The ECB also trimmed its growth forecast for 2025 and 2026 to 0.9 percent and 1.2, respectively. The forecasts, however, were calculated before Merz's announcement on spending.
With the debate heating up on when to potentially pause cuts, the central bank tweaked its guidance to say rates were becoming "meaningfully less restrictive", suggesting they were no longer having a major impact on bringing down inflation.
Markets had been on the lookout for the change in language, which they believe could indicate that ECB officials are gearing up to hold rates or stop lowering them completely.
That change, combined with the warnings on uncertainty, signalled that "policymakers are clearly becoming more cautious about further rate cuts", said Jack Allen-Reynolds, deputy chief eurozone economist at Capital Economics.
Clemens Fuest, president of the Ifo economic research institute, went further: "Rising wages and the increase in new government borrowing could lead to inflation rising again instead of falling further -- there is likely to be little scope for further interest rate cuts."
- 'More than ever' -
Even before the German announcement, ECB policymakers were already asking how much further it should continue on the path to lower interest rates.

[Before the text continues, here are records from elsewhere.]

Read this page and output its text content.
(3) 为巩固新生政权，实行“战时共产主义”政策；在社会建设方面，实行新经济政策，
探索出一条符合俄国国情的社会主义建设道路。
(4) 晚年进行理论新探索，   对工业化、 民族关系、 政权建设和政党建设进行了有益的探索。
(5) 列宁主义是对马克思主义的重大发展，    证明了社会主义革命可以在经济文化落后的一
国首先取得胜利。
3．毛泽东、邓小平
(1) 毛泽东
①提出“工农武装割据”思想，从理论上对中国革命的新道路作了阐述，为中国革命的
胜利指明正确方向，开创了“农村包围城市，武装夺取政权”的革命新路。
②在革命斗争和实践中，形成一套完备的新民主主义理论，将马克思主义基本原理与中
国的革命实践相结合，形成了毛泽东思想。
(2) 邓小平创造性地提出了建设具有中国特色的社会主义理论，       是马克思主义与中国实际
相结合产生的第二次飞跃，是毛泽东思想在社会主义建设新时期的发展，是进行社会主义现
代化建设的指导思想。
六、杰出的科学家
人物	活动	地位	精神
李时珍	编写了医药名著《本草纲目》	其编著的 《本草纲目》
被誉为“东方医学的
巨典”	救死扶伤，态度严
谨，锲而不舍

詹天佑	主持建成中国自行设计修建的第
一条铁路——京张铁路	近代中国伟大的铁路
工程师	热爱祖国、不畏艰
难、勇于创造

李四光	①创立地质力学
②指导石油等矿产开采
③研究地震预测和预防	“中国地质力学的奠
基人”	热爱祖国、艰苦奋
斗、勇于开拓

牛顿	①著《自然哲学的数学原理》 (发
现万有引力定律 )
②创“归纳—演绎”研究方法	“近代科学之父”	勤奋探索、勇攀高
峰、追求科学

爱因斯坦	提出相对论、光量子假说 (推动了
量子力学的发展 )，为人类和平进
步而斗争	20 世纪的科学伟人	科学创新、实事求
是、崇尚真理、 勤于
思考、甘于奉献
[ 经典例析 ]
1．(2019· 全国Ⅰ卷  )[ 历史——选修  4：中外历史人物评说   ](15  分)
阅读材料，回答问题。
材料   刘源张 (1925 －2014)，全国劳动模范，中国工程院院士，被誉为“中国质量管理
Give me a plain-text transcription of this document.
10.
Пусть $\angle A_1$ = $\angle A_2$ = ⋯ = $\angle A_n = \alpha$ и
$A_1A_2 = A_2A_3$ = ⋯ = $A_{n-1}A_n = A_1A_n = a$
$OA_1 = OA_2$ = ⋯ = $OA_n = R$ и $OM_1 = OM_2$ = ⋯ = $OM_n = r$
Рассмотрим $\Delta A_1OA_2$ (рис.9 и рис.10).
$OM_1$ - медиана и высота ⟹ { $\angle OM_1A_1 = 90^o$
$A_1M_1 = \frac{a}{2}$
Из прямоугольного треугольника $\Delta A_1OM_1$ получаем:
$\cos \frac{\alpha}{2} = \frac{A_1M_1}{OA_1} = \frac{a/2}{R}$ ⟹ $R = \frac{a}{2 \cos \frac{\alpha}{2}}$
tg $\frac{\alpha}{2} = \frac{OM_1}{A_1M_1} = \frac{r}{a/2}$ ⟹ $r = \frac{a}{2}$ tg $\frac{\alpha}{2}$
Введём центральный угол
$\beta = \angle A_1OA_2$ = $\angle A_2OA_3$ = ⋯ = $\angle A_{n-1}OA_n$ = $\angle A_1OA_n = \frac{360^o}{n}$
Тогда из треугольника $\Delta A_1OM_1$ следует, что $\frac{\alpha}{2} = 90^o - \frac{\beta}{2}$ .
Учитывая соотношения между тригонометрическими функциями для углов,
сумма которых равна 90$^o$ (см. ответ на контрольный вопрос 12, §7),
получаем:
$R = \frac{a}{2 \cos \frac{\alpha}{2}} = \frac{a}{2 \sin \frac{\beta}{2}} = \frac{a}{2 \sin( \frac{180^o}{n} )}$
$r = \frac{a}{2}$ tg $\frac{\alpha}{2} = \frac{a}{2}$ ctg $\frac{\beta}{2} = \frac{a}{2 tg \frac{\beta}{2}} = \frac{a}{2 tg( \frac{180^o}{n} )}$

Isabel Schnabel, an influential ECB board member, told The Financial Times last month that policymakers were getting "closer to the point where we may have to pause or halt our rate cuts".
"We can no longer say with confidence that our monetary policy is still restrictive," she said.
With uncertainty so high, Lagarde said the ECB was going to follow this stance "more than ever".
"As I said repeatedly -- we are not pre-committing to any particular rate path," she said.